We must not forget that the primary reason that many immigrants are undocumented is because of the extensive and arduous process to citizenship, along with the fear of deportation. Many of the undocumented were brought to the United States as children. These “dreamers” are most vulnerable. In recent months, there has been an emphasis on the criminalization of undocumented immigrants, however, ironically, only “ 1.6 percent of immigrant males age 18-39 are incarcerated, compared to 3.3 percent of the native-born,” according to Julia Preston at New York Times. The motive for much of this criminalization is to raise fear and for politicians to find a group to blame the country’s problems on.

Stereotypes, generalizations and prejudices often root and leach off of propaganda and fake news. In a society that is so technologically-driven and dependent on the influx of information and news media, the constant flow of fact-less infotainment can be overwhelming. Many Americans are constantly exposed to misleading, striking and shocking links which lead to websites that often contain misconceptions and false information.

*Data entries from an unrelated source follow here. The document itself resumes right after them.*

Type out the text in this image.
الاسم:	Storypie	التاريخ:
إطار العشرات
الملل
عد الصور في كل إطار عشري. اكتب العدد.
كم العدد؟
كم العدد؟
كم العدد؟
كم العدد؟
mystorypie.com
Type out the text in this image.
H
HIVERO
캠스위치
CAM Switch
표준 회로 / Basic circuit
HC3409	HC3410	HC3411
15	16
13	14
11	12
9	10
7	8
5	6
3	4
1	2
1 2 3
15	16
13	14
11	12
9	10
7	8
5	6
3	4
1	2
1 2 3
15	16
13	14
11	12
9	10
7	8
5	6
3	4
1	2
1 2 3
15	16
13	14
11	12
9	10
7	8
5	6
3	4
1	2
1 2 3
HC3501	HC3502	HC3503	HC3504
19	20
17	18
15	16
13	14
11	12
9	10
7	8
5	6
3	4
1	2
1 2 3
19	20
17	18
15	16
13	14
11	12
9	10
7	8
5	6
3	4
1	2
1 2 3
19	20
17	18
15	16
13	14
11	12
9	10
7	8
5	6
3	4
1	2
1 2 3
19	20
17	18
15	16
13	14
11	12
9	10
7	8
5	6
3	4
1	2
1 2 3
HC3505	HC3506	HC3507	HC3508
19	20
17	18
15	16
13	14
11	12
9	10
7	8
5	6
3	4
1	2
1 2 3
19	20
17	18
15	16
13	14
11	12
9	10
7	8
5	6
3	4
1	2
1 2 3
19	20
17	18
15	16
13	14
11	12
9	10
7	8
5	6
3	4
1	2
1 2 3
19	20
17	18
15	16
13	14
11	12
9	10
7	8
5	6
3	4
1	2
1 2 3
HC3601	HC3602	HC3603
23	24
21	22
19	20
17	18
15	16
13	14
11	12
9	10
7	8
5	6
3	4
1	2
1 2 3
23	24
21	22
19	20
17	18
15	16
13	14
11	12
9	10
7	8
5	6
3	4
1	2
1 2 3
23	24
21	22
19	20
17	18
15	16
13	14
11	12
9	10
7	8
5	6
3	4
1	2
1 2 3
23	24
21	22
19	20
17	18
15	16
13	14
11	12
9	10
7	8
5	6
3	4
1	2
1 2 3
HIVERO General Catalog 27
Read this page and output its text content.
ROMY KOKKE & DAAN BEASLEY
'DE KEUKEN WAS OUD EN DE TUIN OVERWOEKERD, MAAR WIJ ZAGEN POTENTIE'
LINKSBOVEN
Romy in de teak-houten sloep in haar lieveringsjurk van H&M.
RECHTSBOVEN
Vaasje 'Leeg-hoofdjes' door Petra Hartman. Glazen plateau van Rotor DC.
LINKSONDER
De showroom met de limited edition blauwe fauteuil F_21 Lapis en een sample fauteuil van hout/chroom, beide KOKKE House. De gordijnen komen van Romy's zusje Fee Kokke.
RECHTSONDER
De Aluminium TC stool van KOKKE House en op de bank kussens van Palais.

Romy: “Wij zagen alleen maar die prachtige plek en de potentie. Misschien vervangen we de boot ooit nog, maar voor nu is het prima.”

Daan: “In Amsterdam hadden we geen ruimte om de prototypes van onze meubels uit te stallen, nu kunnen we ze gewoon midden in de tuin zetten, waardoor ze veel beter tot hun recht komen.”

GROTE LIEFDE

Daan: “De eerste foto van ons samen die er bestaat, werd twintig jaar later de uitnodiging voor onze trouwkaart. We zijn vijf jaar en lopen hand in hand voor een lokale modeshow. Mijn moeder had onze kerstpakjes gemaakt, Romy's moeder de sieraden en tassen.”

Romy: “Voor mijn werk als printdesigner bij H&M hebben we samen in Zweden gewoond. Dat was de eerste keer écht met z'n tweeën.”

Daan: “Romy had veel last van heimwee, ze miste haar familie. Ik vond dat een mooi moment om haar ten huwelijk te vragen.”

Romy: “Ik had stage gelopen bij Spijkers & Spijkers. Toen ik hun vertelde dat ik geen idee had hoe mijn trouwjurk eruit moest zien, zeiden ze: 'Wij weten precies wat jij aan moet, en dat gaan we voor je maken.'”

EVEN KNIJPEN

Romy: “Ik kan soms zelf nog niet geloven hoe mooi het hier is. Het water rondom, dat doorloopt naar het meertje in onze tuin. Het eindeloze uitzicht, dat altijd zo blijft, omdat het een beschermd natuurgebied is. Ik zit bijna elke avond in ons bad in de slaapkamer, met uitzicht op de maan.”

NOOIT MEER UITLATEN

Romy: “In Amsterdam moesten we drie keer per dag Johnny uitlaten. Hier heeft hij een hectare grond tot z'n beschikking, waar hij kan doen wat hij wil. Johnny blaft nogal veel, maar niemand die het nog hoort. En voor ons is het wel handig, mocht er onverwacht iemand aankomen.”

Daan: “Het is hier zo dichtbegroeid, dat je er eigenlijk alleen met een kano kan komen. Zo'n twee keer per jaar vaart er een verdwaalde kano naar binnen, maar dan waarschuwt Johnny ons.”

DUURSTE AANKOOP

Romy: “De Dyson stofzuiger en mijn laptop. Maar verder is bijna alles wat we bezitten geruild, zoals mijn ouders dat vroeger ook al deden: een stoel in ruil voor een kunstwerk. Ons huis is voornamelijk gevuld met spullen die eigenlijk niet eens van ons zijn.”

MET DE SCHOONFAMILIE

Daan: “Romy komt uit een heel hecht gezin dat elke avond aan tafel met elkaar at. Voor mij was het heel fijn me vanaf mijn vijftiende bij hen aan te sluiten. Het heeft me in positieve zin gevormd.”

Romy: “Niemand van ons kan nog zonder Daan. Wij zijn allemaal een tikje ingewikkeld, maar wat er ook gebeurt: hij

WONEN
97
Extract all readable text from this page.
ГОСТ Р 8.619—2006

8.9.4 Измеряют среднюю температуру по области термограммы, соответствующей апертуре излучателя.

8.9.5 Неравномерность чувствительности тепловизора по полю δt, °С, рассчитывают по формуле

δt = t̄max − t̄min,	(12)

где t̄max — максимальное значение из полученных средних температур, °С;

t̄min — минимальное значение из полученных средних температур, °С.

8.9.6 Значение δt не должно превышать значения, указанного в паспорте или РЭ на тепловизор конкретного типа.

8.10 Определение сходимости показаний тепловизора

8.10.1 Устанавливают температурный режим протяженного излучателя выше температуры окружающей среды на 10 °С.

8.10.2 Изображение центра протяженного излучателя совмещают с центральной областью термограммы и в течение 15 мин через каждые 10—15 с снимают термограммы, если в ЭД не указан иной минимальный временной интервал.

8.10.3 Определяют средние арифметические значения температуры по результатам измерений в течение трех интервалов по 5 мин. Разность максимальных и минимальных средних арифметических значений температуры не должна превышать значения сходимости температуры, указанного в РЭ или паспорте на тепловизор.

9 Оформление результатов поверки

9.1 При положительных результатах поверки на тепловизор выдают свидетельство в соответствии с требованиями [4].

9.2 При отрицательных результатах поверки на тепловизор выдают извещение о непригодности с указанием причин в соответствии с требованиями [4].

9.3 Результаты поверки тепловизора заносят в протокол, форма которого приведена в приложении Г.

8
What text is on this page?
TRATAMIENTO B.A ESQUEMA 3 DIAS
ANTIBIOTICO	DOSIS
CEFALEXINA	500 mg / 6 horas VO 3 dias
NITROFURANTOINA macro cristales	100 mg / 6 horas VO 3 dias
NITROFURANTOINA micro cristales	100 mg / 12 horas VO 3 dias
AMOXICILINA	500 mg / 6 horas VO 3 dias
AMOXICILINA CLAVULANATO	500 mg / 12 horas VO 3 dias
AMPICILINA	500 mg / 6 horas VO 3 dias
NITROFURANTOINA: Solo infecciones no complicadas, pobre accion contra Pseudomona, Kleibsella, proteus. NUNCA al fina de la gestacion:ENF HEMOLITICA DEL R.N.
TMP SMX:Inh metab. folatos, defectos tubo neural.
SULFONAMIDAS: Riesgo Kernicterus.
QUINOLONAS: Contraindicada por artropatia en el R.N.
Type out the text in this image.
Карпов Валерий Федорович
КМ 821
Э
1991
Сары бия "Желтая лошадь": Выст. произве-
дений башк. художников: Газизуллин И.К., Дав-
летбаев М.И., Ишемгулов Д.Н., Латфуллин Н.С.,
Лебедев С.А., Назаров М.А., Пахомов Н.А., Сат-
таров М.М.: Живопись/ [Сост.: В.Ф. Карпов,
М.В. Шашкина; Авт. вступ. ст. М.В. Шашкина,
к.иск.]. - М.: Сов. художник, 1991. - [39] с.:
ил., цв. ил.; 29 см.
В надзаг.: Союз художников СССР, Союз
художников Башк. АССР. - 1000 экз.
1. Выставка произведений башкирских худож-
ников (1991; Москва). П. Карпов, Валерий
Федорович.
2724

Not only is a majority of this information false, but much of it is also guilty of framing, which is the effect of using specific diction in order to establish a specific feeling revolving around the topic. A typical accusation of undocumented immigrants is that they are stealing jobs. However, studies have found that the availability of American jobs to citizens is often unaffected by undocumented immigrants, except in regard to citizens recently applying for a job after dropping out of high school, according to CBS News. Many undocumented immigrants take up jobs that are left available by U.S. citizens due to low wages and lack of benefits.

There are many misconceptions regarding undocumented immigrants and their effect on American society. Many citizens believe that immigrants need to be restrained and monitored due to false impressions about the supposed stress on natural resources, the food supply and the economy. However, there are many flaws in the American immigration system and many fallacies revolving around the people involved.

Here are some of them. For one, the immigrants already living here must go through a long and strenuous process to become a legal citizen, despite the fact that many pay taxes, rent and many other living expenses and fees. Those who apply while still in their native country must also wait for an extended amount of time and get through many obstacles just to be able to come into the U.S. legally.

Second, the deportation system is regulated negligently and allows for the separation of families, couples and siblings. Next, many figures in the media are demonizing undocumented immigrants, who make up a significant amount of the population, simply based on their legal status.

Finally, many undocumented immigrants are accused of being criminals or trouble-makers. Undocumented immigrants are suffering an enormous amount of discrimination and prejudice due to misconceptions, propaganda and a broken immigration system. The first step to make America great could be to start with addressing these issues.